Ещё неудобнее было Саманте. Она ворочалась до полуночи. Таких матрасов она сроду не видела, на таких кроватях она никогда не спала. Что-то под нею скрипело и проваливалось. После нескольких часов возни Саманте почудилось, что скрипела уже она сама. Наутро каждый из них проснулся разбитым. Морис посмотрел на разбитые часы, вспомнил, что они не идут, потянулся за пультом и снова посмотрел на циферблат, стрелки показывали семь двадцать, часы шли. Он ещё с минуту смотрел, как секундная обгоняет все остальные, переступая с чёрточки на чёрточку, с цифры на цифру, увеличивая счёт.

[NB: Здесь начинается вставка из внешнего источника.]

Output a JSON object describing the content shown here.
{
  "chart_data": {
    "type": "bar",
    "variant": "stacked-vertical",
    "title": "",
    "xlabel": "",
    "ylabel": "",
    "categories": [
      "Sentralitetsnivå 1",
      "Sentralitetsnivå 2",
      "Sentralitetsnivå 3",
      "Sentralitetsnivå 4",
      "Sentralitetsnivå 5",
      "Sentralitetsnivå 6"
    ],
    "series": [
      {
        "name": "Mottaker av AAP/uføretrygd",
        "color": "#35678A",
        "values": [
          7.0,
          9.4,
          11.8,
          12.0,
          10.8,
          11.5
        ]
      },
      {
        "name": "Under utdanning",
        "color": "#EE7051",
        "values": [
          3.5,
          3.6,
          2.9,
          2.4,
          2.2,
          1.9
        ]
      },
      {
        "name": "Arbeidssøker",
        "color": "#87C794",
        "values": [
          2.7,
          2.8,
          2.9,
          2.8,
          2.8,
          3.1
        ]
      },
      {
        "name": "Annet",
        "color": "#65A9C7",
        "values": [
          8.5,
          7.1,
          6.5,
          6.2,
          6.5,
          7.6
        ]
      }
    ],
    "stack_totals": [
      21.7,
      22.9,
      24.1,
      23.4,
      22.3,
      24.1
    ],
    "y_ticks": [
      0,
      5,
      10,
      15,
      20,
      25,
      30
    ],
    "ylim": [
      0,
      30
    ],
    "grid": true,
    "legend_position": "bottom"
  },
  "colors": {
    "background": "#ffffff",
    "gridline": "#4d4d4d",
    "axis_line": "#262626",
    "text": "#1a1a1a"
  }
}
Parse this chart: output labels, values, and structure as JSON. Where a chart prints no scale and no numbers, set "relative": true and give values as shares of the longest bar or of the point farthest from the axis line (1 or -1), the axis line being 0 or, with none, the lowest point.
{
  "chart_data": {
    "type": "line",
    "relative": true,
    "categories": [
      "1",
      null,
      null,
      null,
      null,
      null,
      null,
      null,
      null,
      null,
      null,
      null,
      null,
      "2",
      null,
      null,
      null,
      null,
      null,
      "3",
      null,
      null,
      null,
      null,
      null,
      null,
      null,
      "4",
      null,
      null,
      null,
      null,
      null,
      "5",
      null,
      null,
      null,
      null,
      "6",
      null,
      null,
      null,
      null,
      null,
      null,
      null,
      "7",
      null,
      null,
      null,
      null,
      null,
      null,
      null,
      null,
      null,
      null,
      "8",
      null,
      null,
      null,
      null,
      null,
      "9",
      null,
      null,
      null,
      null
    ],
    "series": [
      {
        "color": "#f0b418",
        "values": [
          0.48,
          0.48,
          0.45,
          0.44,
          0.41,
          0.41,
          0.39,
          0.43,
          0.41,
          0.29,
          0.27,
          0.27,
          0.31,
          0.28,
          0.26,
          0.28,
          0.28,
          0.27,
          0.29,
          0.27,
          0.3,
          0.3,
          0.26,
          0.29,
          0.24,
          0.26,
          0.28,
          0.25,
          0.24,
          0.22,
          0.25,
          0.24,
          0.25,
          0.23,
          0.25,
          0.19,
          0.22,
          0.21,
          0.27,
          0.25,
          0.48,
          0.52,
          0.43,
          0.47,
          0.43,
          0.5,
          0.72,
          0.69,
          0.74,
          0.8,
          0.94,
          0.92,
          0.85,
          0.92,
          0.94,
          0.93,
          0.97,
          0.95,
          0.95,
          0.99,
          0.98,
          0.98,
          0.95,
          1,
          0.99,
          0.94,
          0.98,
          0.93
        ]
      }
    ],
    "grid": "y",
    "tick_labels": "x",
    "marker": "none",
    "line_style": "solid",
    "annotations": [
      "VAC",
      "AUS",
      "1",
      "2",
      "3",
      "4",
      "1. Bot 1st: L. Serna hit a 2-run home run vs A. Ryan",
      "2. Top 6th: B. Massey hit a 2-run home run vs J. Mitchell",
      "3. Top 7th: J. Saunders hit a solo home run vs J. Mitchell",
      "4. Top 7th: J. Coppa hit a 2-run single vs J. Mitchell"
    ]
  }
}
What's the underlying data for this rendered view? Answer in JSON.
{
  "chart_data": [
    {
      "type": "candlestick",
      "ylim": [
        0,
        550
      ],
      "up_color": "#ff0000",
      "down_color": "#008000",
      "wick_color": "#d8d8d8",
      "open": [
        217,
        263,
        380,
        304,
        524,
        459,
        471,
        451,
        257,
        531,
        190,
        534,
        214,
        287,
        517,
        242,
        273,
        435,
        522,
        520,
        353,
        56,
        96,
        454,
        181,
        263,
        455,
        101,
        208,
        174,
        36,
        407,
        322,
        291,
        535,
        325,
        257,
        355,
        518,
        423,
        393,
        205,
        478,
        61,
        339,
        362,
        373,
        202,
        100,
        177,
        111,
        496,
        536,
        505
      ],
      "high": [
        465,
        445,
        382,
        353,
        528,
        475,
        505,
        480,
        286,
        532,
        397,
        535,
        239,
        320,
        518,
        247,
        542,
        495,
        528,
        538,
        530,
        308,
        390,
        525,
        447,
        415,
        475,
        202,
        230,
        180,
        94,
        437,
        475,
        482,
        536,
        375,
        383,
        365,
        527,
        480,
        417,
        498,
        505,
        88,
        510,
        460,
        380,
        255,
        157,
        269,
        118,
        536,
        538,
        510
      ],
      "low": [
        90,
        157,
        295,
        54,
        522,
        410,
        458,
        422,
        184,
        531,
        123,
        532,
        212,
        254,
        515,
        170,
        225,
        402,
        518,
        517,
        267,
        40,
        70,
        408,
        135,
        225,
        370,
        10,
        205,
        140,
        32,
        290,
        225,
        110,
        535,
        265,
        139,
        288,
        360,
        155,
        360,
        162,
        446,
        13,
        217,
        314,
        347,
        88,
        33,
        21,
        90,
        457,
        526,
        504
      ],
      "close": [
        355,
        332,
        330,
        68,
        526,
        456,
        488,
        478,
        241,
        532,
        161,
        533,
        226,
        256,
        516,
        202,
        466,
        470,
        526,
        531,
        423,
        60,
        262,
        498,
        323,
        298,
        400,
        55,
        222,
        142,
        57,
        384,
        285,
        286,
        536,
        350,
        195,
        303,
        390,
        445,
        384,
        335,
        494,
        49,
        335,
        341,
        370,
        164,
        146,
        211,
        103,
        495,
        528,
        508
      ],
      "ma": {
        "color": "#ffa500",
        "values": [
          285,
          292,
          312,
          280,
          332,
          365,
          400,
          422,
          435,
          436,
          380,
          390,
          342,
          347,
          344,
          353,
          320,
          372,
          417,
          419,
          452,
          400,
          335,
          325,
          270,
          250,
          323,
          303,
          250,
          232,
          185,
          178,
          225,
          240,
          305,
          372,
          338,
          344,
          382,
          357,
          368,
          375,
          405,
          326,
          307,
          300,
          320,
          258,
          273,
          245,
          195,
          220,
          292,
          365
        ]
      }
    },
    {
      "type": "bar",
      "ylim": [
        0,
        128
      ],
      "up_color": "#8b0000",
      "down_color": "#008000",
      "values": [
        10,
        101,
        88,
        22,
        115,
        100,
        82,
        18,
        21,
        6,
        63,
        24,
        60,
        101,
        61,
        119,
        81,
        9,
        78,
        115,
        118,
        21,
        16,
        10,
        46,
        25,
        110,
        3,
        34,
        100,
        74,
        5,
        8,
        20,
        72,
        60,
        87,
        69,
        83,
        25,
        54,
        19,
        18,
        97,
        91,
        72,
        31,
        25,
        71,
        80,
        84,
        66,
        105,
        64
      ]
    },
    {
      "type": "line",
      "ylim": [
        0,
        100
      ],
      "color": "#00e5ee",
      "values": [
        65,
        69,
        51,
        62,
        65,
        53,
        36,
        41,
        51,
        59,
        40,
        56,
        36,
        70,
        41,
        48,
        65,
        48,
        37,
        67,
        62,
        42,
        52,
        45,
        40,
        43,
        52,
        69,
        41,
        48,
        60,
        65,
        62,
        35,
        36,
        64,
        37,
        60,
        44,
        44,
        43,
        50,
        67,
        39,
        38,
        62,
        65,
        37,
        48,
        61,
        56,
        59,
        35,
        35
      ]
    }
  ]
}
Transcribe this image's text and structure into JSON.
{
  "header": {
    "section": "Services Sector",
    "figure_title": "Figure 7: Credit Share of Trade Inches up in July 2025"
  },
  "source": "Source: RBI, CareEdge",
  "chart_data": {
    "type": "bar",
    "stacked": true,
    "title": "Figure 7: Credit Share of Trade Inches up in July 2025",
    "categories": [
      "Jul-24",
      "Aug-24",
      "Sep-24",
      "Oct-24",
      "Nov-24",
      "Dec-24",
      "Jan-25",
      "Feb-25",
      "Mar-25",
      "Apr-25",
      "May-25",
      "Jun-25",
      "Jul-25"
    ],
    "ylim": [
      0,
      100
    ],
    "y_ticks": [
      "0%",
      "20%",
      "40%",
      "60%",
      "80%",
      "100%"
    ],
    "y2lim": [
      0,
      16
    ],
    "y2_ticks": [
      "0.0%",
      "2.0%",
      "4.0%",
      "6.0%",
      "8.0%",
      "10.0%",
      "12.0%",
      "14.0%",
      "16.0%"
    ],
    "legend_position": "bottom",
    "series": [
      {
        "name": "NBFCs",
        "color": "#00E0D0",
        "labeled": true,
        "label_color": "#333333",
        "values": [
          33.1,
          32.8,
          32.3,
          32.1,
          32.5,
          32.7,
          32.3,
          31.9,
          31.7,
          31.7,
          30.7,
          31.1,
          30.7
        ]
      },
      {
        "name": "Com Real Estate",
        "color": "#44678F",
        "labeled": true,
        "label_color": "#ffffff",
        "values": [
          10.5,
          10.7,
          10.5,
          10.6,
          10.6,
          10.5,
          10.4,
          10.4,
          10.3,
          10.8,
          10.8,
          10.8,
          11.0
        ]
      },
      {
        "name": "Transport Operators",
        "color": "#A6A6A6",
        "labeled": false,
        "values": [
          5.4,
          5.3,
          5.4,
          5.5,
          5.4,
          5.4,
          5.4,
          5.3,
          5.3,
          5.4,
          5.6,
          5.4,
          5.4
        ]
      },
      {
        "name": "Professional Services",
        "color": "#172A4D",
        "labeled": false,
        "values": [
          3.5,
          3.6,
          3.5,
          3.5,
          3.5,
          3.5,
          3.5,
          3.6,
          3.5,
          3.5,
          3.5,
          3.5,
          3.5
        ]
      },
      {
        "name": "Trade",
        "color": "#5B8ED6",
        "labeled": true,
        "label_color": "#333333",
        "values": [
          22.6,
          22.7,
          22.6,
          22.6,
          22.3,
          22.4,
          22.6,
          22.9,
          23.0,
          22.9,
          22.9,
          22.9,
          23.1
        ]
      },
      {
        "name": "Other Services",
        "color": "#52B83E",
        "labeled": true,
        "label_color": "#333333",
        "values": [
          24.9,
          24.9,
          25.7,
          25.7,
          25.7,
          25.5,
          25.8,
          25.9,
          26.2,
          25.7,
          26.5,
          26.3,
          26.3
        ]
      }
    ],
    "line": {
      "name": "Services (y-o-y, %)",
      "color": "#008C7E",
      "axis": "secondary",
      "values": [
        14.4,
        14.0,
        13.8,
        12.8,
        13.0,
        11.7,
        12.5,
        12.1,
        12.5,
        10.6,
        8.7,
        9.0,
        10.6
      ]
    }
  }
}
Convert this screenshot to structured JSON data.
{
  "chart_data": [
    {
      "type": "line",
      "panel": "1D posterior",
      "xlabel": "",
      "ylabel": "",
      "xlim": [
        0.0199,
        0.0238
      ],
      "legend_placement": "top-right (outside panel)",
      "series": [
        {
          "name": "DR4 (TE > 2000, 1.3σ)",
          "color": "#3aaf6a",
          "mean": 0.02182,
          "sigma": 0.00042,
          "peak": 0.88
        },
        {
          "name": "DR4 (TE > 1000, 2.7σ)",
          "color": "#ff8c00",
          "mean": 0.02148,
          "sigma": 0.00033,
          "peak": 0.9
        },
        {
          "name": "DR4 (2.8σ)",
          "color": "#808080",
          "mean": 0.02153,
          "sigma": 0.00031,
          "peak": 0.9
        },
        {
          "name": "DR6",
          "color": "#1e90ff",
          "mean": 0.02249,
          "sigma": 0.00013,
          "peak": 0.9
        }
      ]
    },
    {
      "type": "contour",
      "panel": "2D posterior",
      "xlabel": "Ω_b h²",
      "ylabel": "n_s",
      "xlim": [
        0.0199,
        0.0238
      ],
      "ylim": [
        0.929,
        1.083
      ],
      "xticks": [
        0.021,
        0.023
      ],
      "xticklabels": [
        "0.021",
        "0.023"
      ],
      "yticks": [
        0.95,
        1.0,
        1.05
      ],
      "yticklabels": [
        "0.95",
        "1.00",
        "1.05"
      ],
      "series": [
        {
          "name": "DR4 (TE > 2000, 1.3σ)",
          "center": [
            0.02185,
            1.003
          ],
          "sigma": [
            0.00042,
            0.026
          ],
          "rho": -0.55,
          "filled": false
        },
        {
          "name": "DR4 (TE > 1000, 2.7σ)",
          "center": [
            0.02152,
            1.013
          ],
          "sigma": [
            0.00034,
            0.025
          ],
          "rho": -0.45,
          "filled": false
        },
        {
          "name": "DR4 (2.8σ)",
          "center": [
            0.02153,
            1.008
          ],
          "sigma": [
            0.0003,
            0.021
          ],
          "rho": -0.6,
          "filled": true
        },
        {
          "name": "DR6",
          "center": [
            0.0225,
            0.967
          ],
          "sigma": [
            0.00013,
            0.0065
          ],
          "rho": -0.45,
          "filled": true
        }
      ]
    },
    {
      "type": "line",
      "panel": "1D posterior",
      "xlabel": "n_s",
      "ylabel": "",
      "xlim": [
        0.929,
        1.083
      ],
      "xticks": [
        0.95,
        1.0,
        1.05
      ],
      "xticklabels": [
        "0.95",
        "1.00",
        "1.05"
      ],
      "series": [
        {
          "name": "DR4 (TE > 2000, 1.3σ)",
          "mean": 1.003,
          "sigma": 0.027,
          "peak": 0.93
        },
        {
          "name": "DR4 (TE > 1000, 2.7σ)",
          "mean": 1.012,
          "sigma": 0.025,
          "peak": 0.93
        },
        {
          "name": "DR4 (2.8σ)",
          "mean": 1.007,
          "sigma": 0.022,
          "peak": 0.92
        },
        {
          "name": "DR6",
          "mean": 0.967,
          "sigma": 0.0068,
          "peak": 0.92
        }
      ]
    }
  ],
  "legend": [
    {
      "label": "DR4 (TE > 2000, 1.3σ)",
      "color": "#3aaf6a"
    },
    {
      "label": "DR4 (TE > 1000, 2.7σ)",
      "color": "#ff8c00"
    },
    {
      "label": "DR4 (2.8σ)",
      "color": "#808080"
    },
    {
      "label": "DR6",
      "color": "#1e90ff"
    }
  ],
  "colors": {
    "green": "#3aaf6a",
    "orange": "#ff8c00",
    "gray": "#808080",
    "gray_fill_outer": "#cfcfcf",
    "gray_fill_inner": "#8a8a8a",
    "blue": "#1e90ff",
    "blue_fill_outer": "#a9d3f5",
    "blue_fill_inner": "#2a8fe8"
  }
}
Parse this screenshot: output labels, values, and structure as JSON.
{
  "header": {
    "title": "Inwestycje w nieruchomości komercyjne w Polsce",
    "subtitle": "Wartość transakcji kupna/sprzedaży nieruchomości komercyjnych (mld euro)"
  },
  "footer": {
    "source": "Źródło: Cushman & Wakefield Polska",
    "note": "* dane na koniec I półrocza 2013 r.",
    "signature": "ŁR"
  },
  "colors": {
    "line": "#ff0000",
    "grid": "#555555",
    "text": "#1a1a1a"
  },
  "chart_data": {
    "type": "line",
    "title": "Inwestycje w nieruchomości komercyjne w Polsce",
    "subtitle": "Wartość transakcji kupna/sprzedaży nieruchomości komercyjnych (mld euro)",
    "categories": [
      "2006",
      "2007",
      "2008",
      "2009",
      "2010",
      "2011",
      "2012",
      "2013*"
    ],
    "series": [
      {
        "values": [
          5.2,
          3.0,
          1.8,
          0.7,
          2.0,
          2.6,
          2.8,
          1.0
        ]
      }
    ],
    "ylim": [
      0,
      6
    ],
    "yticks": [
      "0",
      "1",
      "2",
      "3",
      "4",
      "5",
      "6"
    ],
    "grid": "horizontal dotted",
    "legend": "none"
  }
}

Саманта вышла из ванной комнаты.

– Мне нужно заехать домой, забрать кое-какие вещи, – сказала она.

– Который сейчас час? – спросил он.

– Семь двадцать.

– Семь двадцать, – повторил Морис.

– Что-то не так?

– Часы пошли.

– Это плохо?

– Нет, но вчера они остановились…

– У меня здесь даже зубной щётки нет.

– Может, они и не останавливались…

– И пижаму нужно забрать, я привезу сюда пару чемоданов?

– Конечно.

– А кто здесь готовит? – она посмотрела на кухню.

– Я.

– Вы умеете?

– Нет.

– И я не умею.

Они замолчали. Саманта привыкала к мысли, что ей нужно будет жить здесь, а Моррис, что здесь нужно будет жить с ней, и с её чемоданами. «Хорошо, что не с кошками, – подумал Морис, – хорошо, что не с детьми». Он не любил ни кошек, ни детей. Он даже думать не хотел, что в тех чемоданах. А в них, наверное, женские вещи с приторными ароматами, побрякушки, заколочки… Заколочки, вспомнил он. Ах да, успокоился Морис, он же встал этой ночью и спрятал заколку в верхний ящик стола.

– Значит так, вы готовы? – засобирался он.

– К чему?

– Едем к вам за вещами. Точнее, вы за вещами, а я осмотрю дом.

Когда-то, когда Саманта была совсем юной и жила не здесь, за ней ухаживал парнишка с соседней улицы. Каждый вечер он заезжал за Самантой. Они смотрели кино в машине, и целовались в машине, вот в такой вот машине, в которой она сидела сейчас.

– Я и не знала, что их ещё выпускают, – осмотрела она неброскую панель.

– А их и не выпускают, – смутился Морис.

А дальше они и не знали о чём говорить. До дома Саманты доехали за пятнадцать минут. «Хорошо, что быстро, – подумал Морис, – ничего нет хуже тягучей молчаливой неловкости». Она как жвачка, которую тянешь, тянешь, а потом запихиваешь всю эту тягомотину в рот, надеясь выдуть хоть какой-то пузырь. Нужно хоть что-то выдавить из слов, беспорядочных, случайных; пузырь из бессмысленных предложений. Морис не любил пузырей, он не жевал жвачки, он привык говорить чётко по делу, иначе никак.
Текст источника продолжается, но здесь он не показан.